Chevrolet was an early player in the plug-in hybrid game of post-2000 with the 2011 Chevy Volt, which at the time was considered revolutionary with an extended range of driving on electric power only for everyday commutes paired with the convenience of a gas engine for longer treks.

Early reaction was mixed.

Environmental groups pretty much loved it for obvious reasons and the panel of judges for Detroit’s North American Auto Show awarded it North American Car of the Year honors for 2011.

But while most automotive reviewers seemed to get what the Volt was all-about, some others in the news media did not. Part of that was because they thought of the Volt as an “electric” vehicle when it really was more of an updated version of the gas-electric hybrid models that had been introduced about a decade before. They pooh-poohed its all-electric range of about 40 miles while ignoring the range anxiety relief the gas engine provided all together.

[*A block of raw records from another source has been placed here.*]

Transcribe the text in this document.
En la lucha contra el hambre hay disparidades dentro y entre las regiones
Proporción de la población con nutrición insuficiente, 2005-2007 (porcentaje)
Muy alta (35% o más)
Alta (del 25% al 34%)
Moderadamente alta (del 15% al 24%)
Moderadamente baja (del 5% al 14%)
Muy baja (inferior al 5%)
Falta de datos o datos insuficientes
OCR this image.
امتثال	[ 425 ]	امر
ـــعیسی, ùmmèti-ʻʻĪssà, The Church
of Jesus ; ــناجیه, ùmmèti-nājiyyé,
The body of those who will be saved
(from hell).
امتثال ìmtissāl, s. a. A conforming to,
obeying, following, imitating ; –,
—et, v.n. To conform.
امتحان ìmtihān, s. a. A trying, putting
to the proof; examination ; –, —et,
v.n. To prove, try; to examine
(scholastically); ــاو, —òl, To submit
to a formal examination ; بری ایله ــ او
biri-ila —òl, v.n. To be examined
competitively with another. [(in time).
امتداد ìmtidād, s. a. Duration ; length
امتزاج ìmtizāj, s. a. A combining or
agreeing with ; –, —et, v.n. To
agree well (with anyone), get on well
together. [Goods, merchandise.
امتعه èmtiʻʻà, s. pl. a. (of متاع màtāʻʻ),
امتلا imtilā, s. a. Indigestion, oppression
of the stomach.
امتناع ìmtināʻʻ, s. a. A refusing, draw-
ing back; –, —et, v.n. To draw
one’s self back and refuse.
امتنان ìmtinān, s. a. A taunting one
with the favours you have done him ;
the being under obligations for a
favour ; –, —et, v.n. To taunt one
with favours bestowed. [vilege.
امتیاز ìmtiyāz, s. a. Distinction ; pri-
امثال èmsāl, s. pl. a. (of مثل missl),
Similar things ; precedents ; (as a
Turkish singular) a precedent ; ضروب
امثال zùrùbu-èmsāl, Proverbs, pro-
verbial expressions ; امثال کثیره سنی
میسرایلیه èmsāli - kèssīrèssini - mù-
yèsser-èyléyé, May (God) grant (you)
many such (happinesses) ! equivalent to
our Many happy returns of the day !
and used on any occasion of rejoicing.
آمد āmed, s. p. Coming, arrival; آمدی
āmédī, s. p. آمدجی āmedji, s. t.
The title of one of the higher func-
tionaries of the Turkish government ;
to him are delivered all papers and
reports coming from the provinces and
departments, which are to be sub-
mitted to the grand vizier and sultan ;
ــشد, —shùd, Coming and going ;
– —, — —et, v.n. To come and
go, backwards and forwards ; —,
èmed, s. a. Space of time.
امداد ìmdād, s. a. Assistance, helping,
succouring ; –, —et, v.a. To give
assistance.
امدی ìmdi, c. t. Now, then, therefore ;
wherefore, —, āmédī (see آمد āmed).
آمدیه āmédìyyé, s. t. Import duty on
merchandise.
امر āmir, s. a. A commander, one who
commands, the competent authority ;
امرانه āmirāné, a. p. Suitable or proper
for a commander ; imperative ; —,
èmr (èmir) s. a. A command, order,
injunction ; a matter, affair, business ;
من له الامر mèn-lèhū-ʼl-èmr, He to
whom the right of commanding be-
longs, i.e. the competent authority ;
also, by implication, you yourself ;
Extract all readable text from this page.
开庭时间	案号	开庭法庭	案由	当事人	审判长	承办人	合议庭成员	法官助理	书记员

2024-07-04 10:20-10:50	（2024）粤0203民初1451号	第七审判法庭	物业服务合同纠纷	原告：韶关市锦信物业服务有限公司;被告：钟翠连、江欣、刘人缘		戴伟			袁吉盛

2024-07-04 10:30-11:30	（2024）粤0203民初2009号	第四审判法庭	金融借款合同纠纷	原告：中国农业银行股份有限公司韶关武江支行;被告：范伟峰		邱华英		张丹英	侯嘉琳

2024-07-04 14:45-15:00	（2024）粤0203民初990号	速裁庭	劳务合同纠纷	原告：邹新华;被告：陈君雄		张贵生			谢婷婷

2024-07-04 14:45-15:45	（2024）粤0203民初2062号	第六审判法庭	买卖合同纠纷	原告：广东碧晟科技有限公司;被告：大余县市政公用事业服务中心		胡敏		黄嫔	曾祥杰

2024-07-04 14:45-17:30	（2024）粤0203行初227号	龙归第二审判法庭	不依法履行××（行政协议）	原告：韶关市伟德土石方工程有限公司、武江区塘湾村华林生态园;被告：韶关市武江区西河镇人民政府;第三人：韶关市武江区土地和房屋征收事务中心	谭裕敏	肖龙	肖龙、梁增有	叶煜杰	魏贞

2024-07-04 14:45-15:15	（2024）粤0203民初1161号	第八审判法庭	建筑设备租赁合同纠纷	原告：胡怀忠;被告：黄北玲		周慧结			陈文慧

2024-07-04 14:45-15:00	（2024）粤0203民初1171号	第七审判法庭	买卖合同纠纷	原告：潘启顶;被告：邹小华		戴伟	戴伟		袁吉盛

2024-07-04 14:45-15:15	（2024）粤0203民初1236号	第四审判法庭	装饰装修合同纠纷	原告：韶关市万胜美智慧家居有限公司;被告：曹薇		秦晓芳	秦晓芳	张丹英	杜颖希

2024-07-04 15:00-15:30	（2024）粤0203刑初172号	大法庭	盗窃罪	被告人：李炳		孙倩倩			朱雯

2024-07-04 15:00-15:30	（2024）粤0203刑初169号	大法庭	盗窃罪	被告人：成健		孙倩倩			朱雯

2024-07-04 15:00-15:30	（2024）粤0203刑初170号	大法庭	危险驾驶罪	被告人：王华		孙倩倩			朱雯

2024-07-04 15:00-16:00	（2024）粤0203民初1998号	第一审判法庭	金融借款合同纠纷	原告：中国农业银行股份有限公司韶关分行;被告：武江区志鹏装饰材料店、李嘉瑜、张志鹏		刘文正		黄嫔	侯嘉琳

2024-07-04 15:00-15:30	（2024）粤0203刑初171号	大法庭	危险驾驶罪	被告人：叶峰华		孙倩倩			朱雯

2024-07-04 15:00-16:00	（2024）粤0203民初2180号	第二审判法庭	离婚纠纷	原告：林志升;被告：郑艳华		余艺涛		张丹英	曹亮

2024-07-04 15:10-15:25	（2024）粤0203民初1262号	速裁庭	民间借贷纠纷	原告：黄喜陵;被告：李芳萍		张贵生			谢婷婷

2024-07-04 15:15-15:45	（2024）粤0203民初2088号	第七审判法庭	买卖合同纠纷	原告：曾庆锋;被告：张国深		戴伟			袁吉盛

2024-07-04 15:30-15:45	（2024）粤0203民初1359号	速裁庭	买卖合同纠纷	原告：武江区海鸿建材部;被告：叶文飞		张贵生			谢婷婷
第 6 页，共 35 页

One cable show host laughed about how his Volt’s battery ran out of charge when he was halfway through the Lincoln Tunnel, giving his co-host the impression that he had been left stranded in a vehicle without power.

Of course, he hadn’t been. What occurred when he used up the battery was that the Volt had seamlessly shifted over to the 4-cylinder gas engine so he could complete his trip.

Frankly, I thought the system was a good way to ease the problem of range anxiety that comes with driving an all-electric car for an extended time. But apparently, I was in the minority.

Chevy ceased production of the Volt over a year ago and is now all-in on its all-electric Bolt EV, which it introduced as a 2017 model. There is no gas engine to extend a trip, but it does have an much-increased electric range of up 259 miles when fully charged, an increase of 21 miles over previous Bolts.

That’s almost five times the 53 miles that was promised for the 2019 Volt when it went out of production.

Classed as a “small wagon,” the Bolt still comes in only two trim levels for 2020. The base LT carries a base MSRP of $37,495 while the upgraded Premier that served as my test vehicle starts at $41,020.

Both trims get the same powertrain with the electric motor putting out 200 horsepower and 266 pound-feet of torque, which are darn good numbers of a car of this size (3,563 pounds, 164 inches long, 69.5 wide with a wheelbase of 102.4 inches).

That power is delivered to the front wheels via what Chevy calls an electronic precision shift system that operates like a traditional continuously variable transmission and results in a zero-to-60 mph clocking of 6.5 seconds, according to company clockers.

The Bolt also offers one-pedal driving. When in Low mode, it lets you speed up or slow down using only the accelerator pedal. Press it and you go. Lift your foot and you slow down (and capture some of the power from the moving vehicle to store a bit of electrical energy in the lithium-ion battery pack).

Frankly, it takes a bit of getting used to, which I must confess I didn’t. It seems a bit too aggressive when slowing instead of just coasting as with a gas-powered car.

In addition to the extended range, two new colors (Oasis Blue and Cayenne Orange Metallic) are available for 2020, and the rear-vision camera and surrounded vision system has been upgrade with high-definition cameras.

Heated front and rear seats are available on the Premier with heated front seats available on the LT with the Comfort and Convenience Package. Leather seats also are standard on the Premier, which gets many of the features from optional packages offered on the LT.

My test 2020 Chevy Bolt Premier came with a $750 Fast-charging option that would seriously cut the charging time you have to contend with using a regular household outlet.

Also, an Infotainment Package includes a wireless charging device, Bose Premium Sound, rear USB charging ports, and a Driver Confidence II Package offers automatic high-beam headlights, following distance indicator, forward collision alert, lane-keeping assist with lane-departure warning, and automatic emergency braking with pedestrian braking.

Those options and the $875 destination and delivery charge ran the final tab to $43,735.

What I liked about the 2020 Chevrolet Bolt EV Premier: It’s kind of a fun car to drive. Throttle response is very quick, and unless you want to take a 275-mile trip, the range is good for everyday driving. The interior also very roomy, and the Premier gets a surround-view camera system included as standard.

What I didn’t like about the 2020 Chevrolet Bolt EV Premier: While designers avoided giving the Bolt’s interior a dorky look in a vain attempt to make it look “futuristic,” it still has a cheap feel about it. Not expecting luxury here, but an upgrade in some materials would be nice.

Would I buy the 2020 Chevrolet Bolt Bolt EV Premier? Probably not at this time, mostly because I’m not a big fan of all-electric vehicles. I don’t have an advanced charger and have to rely on my household for charging, which can take forever. The Bolt is priced competitively in its segment but still strikes me as a $20,000-plus car that is double the price because of the electric powertrain.